Neue Internetangebote beleben den Markt. Durch einen Tarifwechsel sparen Kunden leicht 300 Euro im Jahr – oft sogar deutlich mehr.
Keine Frage: Die Autoversicherer haben kreative Ideen, wenn es darum geht, mit besonderen Extras neue Kunden zu locken. Die Ineas bietet in ihrem Tarif Lady-caronline – offen nur für Frauen – speziellen Schutz für die Handtasche ihrer Kundinnen. Wird das gute Stück aus dem Auto gestohlen, gibt es bis zu 300 Euro Ersatz von der Kaskoversicherung.
Bei der Janitos dürfen Versicherungsnehmer, die ihren Wagen eigentlich allein nutzen, für zwei Wochen im Jahr einen anderen Fahrer ans Steuer lassen. Der gemeinsamen Autoreise mit dem Partner steht damit nichts entgegen. Und die Direct Line verpasst in ihren Tarifen dem Rabattretter, der dem Angebot anderer Versicherer ähnelt, den auffälligen Titel „Nix-Passiert-Tarif“: Der Kunde darf sich einen Haftpflichtschaden leisten, ohne seinen Schadenfreiheitsrabatt zu verlieren.
Kreativität allein reicht aber nicht: Entscheidend für die Wahl der Autoversicherung bleibt für viele Kunden der Preis. In unserem Test lagen zwischen den günstigsten und den teuersten Angeboten für acht Modellkunden Preisunterschiede von oft mehreren Hundert Euro im Jahr.
Familie Sur aus Bornheim kann zum Beispiel den Haftpflicht- und Vollkaskoschutz für ihren Mazda im Basis-Tarif der WGV für 380 Euro im Jahr bekommen. Für den teuersten Tarif im Testbeispiel müsste die Familie 1 036 Euro zahlen.
Wir haben für Familie Sur aus 153 Tarifen die zehn günstigsten Angebote ermittelt. Dasselbe haben wir auch für einen Vielfahrer, einen Rentner, eine Frau, die ihren Wagen allein nutzt, und vier weitere Modellkunden gemacht.
Die größte Differenz haben wir für einen jungen Bankangestellten ermittelt, der ein neues Auto kaufen will und sich für einen Daihatsu Sirion, einen Kleinwagen, interessiert. Will er für dieses Auto Haftpflicht und Vollkasko abschließen, verlangen die Versicherer zwischen 746 Euro und 3 647 Euro im Jahr (siehe Tabelle: Käufer eines Kleinwagens).
Der Markt ist in Bewegung
Das Tarifangebot ist im Vergleich zur Untersuchung im vergangenen Jahr weiter gewachsen: Mit 153 Tarifen von 83 Versicherern haben wir noch einmal 28 Angebote mehr als 2007. Erstmals dabei ist zum Beispiel die R+V24, die neu gegründete Internettochter der R + V-Versicherung.
In unserer großen Übersichtstabelle ab Seite 60 haben wir für alle Normaltarife das Beitragsniveau und die Leistungen abgebildet.
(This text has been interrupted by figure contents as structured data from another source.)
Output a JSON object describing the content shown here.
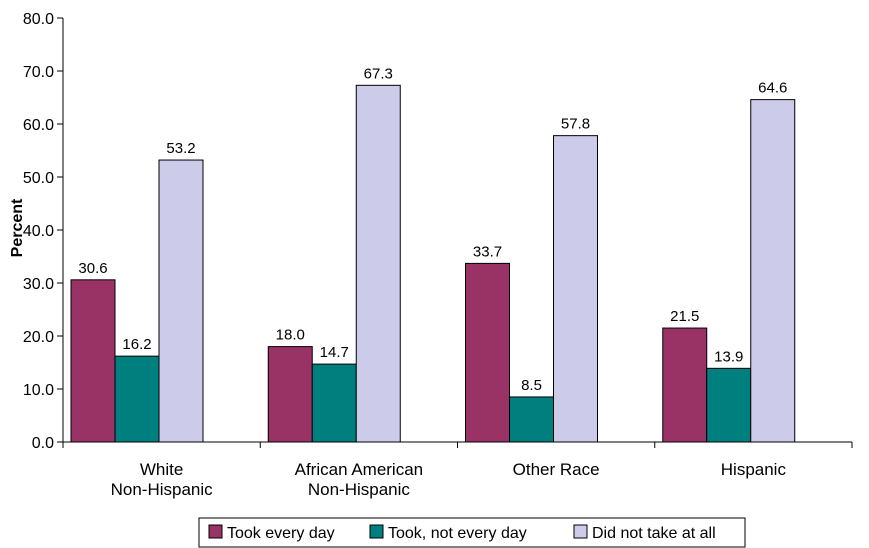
{
  "chart_data": {
    "type": "bar",
    "title": "",
    "xlabel": "",
    "ylabel": "Percent",
    "ylim": [
      0,
      80
    ],
    "yticks": [
      "0.0",
      "10.0",
      "20.0",
      "30.0",
      "40.0",
      "50.0",
      "60.0",
      "70.0",
      "80.0"
    ],
    "categories": [
      [
        "White",
        "Non-Hispanic"
      ],
      [
        "African American",
        "Non-Hispanic"
      ],
      [
        "Other Race"
      ],
      [
        "Hispanic"
      ]
    ],
    "series": [
      {
        "name": "Took every day",
        "color": "#993366",
        "values": [
          30.6,
          18.0,
          33.7,
          21.5
        ],
        "labels": [
          "30.6",
          "18.0",
          "33.7",
          "21.5"
        ]
      },
      {
        "name": "Took, not every day",
        "color": "#007f7f",
        "values": [
          16.2,
          14.7,
          8.5,
          13.9
        ],
        "labels": [
          "16.2",
          "14.7",
          "8.5",
          "13.9"
        ]
      },
      {
        "name": "Did not take at all",
        "color": "#ccccea",
        "values": [
          53.2,
          67.3,
          57.8,
          64.6
        ],
        "labels": [
          "53.2",
          "67.3",
          "57.8",
          "64.6"
        ]
      }
    ],
    "grid": false,
    "legend_position": "bottom"
  }
}
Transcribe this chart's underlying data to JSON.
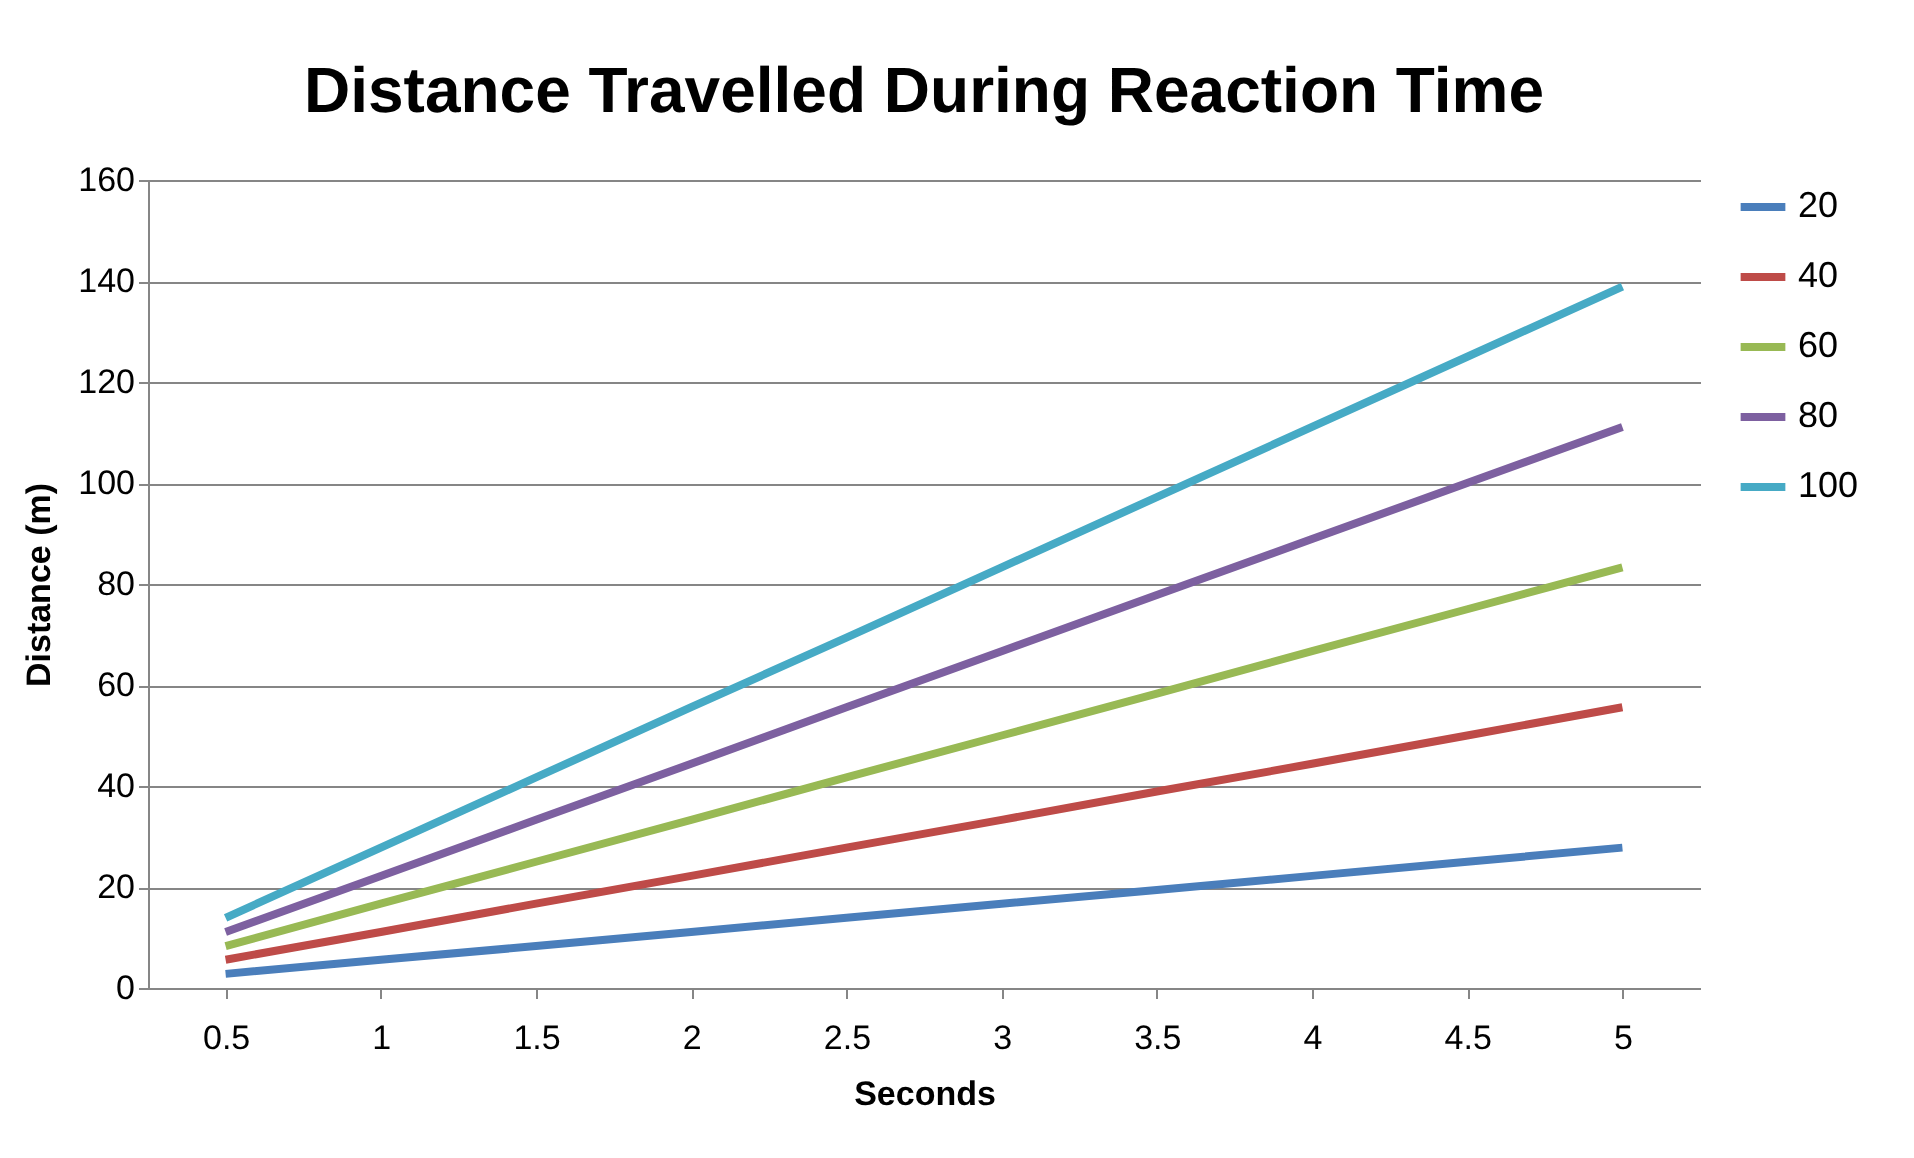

Neuling in dieser Übersicht ist auch der Internetversicherer AdmiralDirekt, der es gemeinsam mit Asstel und Ineas unter die drei Anbieter mit besonders günstigem Beitragsniveau geschafft hat.
Die AdmiralDirekt gehört zu den Versicherern, die sich ihre Kunden vor Vertragsabschluss ganz genau ansehen: Interessenten müssen dem Versicherer erlauben, dass er ihre finanziellen Möglichkeiten überprüft. Stimmen die Kunden der Bonitätsprüfung nicht zu, haben sie nicht einmal die Möglichkeit, mit dem Rechner auf der Internetseite den Beitrag zu berechnen.
Immer mehr Versicherer verlangen, dass Kunden vor dem Vertragsabschluss einer Bonitätsprüfung zustimmen. Die Informationen über die Kreditwürdigkeit ihrer Kunden kaufen sie bei Datenbanken ein (siehe Artikel: Elektronische Versicherungsbestätigung aus Finanztest 9/2008). Gefällt ihnen der Kunde nicht, können sie ihm den Kaskoschutz verweigern.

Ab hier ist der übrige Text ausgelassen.